Wie die Jazzszene die Stadt eroberte
Der Musikstil ist in Heiligenhaus eng verknüpft mit einem Namen: Manfred Thum. Der 2011 verstorbene Musiker und Gastronom holte Kenner und Könner in die Stadt. Daraus wurde schnell noch mehr.
HEILIGENHAUS Seit einem Jahr wird nebenan die Kirche St. Suitbertus gebaut und Heiligenhaus ist gerade selbstständige Landgemeinde geworden, als Julius Küppersbusch an der Hauptstraße 134 den „Gasthof zum Deutschen Haus“eröffnet. Es ist das Jahr 1897.
Nach Küppersbuschs Tod übernimmt erst seine Witwe den Gasthof und im Jahr 1919 sein Schwiegersohn Karl Thum. Zum Ort vieler Familien- und Karnevalsfeiern wird der große Saal im ersten Stock. Auch Chöre proben hier. Und in all dem wächst der Sohn der Familie auf: Manfred. Er wird selbst Koch und übernimmt das in der Familientradition geführte Haus im Jahr 1960. Mit ihm brach damals auch eine besondere Zeit an: Der Jazz und Blues halten Einzug in Heiligenhaus. Denn Manfred „Manni“Thum war leidenschaftlicher Pianist und Musikkenner, Gastronom und Koch, in beiden Bereichen mit erlesenem Geschmack – und damit eines der wohl bekanntesten Heiligenhauser Urgesteine.

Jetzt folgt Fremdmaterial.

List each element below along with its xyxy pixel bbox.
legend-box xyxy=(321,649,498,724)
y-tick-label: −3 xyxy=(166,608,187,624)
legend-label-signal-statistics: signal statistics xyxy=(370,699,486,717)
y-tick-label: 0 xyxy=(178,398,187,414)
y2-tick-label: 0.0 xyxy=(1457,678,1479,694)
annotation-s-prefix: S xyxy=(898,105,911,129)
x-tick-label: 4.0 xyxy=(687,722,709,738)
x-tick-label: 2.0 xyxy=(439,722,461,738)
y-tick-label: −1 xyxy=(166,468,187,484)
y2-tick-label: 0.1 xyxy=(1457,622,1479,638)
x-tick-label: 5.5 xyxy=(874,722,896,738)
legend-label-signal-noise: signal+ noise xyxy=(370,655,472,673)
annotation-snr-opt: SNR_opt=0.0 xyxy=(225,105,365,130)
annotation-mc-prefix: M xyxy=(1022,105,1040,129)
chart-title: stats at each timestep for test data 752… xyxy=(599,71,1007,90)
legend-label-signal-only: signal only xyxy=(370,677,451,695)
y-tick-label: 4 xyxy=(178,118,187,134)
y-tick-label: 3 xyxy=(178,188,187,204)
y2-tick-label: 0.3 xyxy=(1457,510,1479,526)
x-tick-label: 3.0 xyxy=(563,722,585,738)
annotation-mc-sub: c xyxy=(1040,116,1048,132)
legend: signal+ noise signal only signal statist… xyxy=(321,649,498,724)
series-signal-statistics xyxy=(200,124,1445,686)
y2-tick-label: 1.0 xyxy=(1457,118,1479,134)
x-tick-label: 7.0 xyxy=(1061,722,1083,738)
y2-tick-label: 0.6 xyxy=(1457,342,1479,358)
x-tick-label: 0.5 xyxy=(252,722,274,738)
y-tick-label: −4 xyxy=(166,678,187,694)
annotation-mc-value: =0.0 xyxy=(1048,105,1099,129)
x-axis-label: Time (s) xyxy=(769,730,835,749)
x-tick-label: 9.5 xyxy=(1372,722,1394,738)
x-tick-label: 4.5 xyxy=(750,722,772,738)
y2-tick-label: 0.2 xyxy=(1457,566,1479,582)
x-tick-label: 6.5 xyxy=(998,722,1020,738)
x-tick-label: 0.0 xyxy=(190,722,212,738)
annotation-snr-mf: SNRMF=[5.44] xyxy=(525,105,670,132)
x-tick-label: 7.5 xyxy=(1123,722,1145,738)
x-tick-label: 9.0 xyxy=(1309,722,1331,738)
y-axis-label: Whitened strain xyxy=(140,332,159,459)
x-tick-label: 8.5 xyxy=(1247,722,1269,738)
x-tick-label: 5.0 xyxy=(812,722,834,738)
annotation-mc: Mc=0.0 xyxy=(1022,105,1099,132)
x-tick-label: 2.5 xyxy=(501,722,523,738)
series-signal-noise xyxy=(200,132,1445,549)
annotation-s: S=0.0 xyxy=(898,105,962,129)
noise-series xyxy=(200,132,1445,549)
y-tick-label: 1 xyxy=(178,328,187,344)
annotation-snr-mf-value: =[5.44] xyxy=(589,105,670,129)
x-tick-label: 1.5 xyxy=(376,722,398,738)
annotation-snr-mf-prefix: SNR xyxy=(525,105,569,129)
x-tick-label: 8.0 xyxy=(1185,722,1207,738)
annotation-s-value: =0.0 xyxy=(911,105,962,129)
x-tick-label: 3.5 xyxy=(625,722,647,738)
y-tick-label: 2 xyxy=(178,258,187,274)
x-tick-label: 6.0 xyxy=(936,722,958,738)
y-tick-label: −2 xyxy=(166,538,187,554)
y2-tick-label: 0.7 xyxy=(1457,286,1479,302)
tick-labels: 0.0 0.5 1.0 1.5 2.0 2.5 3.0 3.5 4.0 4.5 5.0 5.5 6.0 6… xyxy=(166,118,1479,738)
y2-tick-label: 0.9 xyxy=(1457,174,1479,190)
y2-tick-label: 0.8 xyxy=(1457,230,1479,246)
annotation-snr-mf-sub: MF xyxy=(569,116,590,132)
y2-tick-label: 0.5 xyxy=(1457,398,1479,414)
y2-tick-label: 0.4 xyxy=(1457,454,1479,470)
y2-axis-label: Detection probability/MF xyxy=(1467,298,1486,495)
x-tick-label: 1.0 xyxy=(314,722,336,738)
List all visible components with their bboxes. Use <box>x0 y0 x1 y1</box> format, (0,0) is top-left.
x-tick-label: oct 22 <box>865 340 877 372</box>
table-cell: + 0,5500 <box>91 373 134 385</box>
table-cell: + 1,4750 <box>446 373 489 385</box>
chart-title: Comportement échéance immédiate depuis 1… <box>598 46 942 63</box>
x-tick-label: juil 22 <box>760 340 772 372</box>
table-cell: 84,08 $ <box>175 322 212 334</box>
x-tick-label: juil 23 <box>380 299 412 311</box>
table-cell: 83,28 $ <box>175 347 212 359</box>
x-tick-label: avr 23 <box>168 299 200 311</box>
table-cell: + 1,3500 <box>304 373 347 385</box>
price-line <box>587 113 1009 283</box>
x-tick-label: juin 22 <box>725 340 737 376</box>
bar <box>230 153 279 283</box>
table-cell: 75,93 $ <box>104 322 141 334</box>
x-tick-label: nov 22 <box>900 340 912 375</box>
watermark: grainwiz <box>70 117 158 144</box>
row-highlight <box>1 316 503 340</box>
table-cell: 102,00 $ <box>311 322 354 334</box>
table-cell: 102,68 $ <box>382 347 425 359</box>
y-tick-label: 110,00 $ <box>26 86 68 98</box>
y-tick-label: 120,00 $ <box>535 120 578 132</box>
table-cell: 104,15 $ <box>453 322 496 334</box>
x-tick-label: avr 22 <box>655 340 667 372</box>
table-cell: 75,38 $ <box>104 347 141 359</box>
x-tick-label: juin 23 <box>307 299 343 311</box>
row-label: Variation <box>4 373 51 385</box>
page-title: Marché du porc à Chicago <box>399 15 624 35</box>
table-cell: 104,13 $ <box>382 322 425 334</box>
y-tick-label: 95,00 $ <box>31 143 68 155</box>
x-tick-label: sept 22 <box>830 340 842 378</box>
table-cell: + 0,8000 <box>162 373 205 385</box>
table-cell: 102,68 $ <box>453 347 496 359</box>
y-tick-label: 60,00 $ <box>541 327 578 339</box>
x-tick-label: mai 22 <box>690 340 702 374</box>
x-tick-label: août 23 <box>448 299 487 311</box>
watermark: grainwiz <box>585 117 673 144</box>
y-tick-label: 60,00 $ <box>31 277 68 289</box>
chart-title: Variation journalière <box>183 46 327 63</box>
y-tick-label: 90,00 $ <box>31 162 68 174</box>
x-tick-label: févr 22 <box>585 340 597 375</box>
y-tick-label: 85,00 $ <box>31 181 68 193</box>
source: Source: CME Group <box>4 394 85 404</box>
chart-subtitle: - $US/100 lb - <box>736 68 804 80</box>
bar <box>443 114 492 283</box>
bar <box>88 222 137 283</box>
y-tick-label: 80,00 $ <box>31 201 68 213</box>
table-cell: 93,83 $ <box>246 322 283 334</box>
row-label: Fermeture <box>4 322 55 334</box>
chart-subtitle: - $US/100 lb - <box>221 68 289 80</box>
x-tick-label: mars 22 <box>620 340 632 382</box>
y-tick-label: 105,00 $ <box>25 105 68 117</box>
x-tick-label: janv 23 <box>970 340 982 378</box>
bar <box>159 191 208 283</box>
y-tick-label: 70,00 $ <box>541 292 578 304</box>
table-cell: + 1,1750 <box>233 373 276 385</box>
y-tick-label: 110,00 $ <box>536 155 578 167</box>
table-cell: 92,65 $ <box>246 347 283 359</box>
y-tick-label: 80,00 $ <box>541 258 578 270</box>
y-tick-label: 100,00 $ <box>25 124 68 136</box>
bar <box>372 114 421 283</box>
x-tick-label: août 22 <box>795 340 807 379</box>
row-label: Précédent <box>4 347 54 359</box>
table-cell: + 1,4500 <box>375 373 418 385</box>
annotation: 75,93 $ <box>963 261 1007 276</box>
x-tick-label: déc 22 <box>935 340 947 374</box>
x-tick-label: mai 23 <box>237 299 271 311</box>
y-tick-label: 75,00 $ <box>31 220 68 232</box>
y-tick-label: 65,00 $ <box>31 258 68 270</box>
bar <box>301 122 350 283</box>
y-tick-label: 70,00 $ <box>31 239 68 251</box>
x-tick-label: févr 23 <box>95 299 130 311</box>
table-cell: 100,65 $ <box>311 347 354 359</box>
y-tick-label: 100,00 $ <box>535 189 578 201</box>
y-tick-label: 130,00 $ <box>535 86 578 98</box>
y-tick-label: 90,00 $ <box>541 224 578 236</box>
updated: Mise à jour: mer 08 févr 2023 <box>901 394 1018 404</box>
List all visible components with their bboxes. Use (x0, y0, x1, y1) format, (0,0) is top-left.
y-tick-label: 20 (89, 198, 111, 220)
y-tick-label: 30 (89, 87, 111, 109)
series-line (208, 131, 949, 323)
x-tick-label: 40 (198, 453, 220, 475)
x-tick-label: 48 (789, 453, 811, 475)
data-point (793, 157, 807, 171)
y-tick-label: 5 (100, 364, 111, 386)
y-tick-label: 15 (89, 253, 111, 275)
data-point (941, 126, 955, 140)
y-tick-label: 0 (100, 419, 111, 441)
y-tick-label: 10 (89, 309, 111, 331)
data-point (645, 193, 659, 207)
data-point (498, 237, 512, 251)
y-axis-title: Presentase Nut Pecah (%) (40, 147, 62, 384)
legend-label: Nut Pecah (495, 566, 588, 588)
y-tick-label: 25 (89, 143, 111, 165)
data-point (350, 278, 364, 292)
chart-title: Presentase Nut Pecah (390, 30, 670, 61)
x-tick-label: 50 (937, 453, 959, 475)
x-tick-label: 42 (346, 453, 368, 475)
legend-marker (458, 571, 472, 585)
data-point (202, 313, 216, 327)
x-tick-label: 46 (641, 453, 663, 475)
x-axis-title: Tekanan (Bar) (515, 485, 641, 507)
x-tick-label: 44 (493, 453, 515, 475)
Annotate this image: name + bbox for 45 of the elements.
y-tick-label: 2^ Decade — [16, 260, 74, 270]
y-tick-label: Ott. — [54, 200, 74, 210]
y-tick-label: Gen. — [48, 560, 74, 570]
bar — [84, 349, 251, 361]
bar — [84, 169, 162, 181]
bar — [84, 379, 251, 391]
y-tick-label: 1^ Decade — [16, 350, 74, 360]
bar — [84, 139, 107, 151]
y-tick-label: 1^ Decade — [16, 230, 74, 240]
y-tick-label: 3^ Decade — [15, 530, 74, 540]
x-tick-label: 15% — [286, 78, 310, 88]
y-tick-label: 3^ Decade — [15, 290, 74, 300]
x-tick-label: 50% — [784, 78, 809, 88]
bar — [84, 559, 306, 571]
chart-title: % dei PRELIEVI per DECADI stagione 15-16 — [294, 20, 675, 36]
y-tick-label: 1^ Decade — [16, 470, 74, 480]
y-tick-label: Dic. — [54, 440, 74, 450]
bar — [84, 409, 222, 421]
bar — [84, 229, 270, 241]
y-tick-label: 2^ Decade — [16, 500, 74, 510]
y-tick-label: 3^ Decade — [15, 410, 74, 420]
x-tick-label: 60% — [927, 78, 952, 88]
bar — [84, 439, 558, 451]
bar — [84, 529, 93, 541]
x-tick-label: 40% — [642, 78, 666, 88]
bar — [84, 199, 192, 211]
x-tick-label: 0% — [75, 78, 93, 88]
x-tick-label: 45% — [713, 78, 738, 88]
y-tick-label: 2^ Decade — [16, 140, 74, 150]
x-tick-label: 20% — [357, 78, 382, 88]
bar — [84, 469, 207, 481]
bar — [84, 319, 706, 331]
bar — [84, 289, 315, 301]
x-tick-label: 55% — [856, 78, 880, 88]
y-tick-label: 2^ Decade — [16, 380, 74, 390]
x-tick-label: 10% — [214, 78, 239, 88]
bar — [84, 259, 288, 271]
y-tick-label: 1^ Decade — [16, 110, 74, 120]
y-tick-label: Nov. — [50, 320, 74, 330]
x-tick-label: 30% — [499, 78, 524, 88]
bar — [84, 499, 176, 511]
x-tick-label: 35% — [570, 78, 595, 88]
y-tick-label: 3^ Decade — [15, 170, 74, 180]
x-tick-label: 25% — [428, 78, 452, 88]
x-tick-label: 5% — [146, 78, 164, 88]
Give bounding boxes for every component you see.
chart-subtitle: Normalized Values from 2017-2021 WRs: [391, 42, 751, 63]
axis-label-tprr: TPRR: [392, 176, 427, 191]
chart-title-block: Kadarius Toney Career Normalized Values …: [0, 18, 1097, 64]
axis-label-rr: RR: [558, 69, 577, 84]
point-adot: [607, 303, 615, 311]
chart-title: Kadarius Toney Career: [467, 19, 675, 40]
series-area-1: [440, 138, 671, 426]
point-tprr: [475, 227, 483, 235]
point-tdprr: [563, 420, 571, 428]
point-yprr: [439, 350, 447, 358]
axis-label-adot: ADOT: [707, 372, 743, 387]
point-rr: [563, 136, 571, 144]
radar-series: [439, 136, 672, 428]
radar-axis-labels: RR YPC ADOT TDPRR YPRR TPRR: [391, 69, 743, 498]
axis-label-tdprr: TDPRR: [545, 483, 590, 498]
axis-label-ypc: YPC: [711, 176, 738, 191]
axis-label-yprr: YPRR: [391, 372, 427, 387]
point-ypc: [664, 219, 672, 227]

In seinem Gasthaus, dem „Thum“verband er all diese Leidenschaften auf eine ganz eigene, für viele Zeitzeugen damals unvergessliche Weise. So war er am Klavier war in seinem Element und zog die Gäste als Alleinunterhalter an, so dass sich Mitte der 60er Jahre aus seinem Lokal heraus eine Kneipenkultur
in der Stadt prägte. Besonders angetan hatte es ihm der Jazz. Diese ganz eigene Musikform, die für echte Könner ein wahrer Spielplatz sein kann. Und er gehörte zu ihnen, den Könnern. Die ersten Einladungen nach Heiligenhaus erhielten Jazzmusiker aus Polen, es folgten Jazzer aus der deutschen Musiklandschaft
und aus dem Mutterland, den USA - die Kneipe wird zum wahren Geheimtipp der bundesweiten Szene und sogar darüber hinaus. Ihr ganz eigenes Markenzeichen: Der Wirt am Flügel, der – dem Jazz ganz eigenen Wechselspiel – in der Improvisation locker mithalten konnte. Der Folkwang-Professor Felix
Michael Deichmann sprach von ihm sogar als „genialem Musiker“, der lediglich nach dem Gehör Klassik und Unterhaltung auf dem Klavier intonieren und auch improvisieren konnte. Bis in die 90er Jahre hinein, war hier eine lebendige Gastronomie-Szene mit Livemusik erwachsen. Einige Jahre lockte das Projekt Jazz in Heiligenhauser Lokalen, verbunden mit einem Bus, der die Besucher von Veranstaltung zu Veranstaltung fuhr. Schwer beliebt bei den Besuchern, die in Scharen in die Kneipen strömten. Dann jedoch wurde es ruhiger. Thum vermietet sein Haus 1988, kochte aber trotzdem noch für fast 20 Jahre für kleinere und größere städtische Feste weiter, wie auch für die Besucher der Partnerstädte. In seinen letzten Lebensjahren wurde es ruhiger um ihn. Eine besondere Freude bereitete ihm noch einmal der Kauf des Hauses durch Anja ten Eicken. Die Wiedereröffnung einer Gastronomie in den Räumen, dem „Thums“hat er aber nicht mehr miterleben können. Manfred „Manni“Thum starb 2011 im Alter von 83 Jahren.